Proof upon proof since then sealed him friend, the closest and dearest.

In
the silence of this night after the apple-gathering, Cadfael lay awake and
thought seriously, not about Hugh Beringar, but about Brother Meriet, who had
recoiled with desperate revulsion from the image of a stabbed man lying dead in
the grass. An illusion! The injured novice lay sleeping in his bed now, no more
than three or four cells from Meriet, uneasily, perhaps, with his ribs swathed
and sore, but there was not a sound from where he lay, he must be fathoms deep.
Did Meriet sleep half as well? And where had he seen, or why had he so vividly
imagined, a dead man in his blood?

The
quiet, with more than an hour still to pass before midnight, was absolute.
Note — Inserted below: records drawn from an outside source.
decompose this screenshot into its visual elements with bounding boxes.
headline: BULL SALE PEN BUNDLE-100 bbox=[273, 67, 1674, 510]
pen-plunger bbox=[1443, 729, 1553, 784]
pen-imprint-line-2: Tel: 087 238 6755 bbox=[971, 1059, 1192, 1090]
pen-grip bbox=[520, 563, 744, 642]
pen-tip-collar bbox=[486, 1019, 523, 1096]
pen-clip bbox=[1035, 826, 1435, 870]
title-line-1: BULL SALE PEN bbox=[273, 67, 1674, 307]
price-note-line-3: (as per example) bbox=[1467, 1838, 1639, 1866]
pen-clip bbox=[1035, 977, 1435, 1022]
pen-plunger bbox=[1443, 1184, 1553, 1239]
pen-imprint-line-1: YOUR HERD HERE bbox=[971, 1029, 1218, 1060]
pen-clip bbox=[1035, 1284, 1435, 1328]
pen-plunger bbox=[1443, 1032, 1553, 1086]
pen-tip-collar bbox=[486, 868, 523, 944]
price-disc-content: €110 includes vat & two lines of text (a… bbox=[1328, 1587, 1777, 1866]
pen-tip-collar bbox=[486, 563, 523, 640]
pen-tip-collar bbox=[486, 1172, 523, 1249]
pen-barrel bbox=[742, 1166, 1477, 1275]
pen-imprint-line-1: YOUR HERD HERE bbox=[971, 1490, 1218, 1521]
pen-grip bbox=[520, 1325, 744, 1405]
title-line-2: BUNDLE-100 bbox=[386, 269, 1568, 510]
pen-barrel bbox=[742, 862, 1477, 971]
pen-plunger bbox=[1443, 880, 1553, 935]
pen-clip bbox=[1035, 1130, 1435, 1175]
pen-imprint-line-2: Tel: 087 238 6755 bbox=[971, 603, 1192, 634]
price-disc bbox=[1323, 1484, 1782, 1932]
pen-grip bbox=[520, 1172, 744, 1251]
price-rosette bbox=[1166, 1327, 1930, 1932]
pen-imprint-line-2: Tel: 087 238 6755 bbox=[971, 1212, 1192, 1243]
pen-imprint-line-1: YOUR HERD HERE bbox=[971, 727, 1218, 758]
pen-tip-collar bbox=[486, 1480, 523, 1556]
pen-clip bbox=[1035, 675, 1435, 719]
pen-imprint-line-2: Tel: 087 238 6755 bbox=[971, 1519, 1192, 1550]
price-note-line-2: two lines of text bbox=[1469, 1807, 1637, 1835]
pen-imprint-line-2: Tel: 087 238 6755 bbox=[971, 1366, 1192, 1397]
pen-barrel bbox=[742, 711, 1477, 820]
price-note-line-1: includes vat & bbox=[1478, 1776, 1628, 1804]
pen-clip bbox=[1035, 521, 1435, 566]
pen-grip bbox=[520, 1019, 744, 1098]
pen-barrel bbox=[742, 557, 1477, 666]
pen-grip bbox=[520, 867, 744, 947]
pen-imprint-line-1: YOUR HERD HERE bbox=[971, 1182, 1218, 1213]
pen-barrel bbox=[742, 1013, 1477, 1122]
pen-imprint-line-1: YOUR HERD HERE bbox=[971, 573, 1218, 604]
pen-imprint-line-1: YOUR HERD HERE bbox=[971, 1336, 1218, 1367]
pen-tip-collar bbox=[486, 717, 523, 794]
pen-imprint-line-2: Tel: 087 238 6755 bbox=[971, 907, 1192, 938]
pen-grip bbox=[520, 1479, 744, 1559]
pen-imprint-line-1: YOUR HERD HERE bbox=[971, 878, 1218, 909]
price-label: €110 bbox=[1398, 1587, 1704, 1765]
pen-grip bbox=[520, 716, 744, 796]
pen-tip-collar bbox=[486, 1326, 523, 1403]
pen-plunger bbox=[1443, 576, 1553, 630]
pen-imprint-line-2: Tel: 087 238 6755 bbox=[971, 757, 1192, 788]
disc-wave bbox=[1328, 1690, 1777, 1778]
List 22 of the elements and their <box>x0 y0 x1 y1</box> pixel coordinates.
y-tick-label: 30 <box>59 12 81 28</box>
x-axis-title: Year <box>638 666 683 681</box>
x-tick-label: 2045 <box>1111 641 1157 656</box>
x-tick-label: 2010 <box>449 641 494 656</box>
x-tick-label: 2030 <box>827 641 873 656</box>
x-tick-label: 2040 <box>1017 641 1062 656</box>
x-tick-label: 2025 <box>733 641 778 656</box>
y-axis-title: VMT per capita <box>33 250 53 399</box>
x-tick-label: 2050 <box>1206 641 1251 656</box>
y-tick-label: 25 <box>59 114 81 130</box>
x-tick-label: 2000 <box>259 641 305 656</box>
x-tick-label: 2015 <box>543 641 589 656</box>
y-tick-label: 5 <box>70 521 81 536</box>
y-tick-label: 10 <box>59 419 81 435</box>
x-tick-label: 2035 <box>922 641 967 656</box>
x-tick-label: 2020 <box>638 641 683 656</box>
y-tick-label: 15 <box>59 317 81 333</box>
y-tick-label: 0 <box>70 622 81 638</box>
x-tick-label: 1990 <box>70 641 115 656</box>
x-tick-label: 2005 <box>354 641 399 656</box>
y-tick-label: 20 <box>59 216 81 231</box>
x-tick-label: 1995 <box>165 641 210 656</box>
Even
the restless sleepers had subsided into peace. The boys, by the abbot’s orders
separated from their elders, slept in a small room at the end of the dortoir,
and Brother Paul occupied the cell that shielded their private place. Abbot
Radulfus knew and understood the unforseen dangers that lurked in ambush for
celibate souls, however innocent.

Brother
Cadfael slept without quite sleeping, much as he had done many a time in camp
and on the battlefield, or wrapped in his sea-cloak on deck, under the stars of
the Midland Sea. He had talked himself back into the east and the past, alerted
to danger, even where no danger could possibly be.

The
scream came rendingly, shredding the darkness and the silence, as if two
demoniac hands had torn apart by force the slumbers of all present here, and
the very fabric of the night. It rose into the roof, and fluttered ululating
against the beams of the ceiling, starting echoes wild as bats. There were
words in it, but no distinguishable word, it gabbled and stormed like a
malediction, broken by sobbing pauses to draw in breath.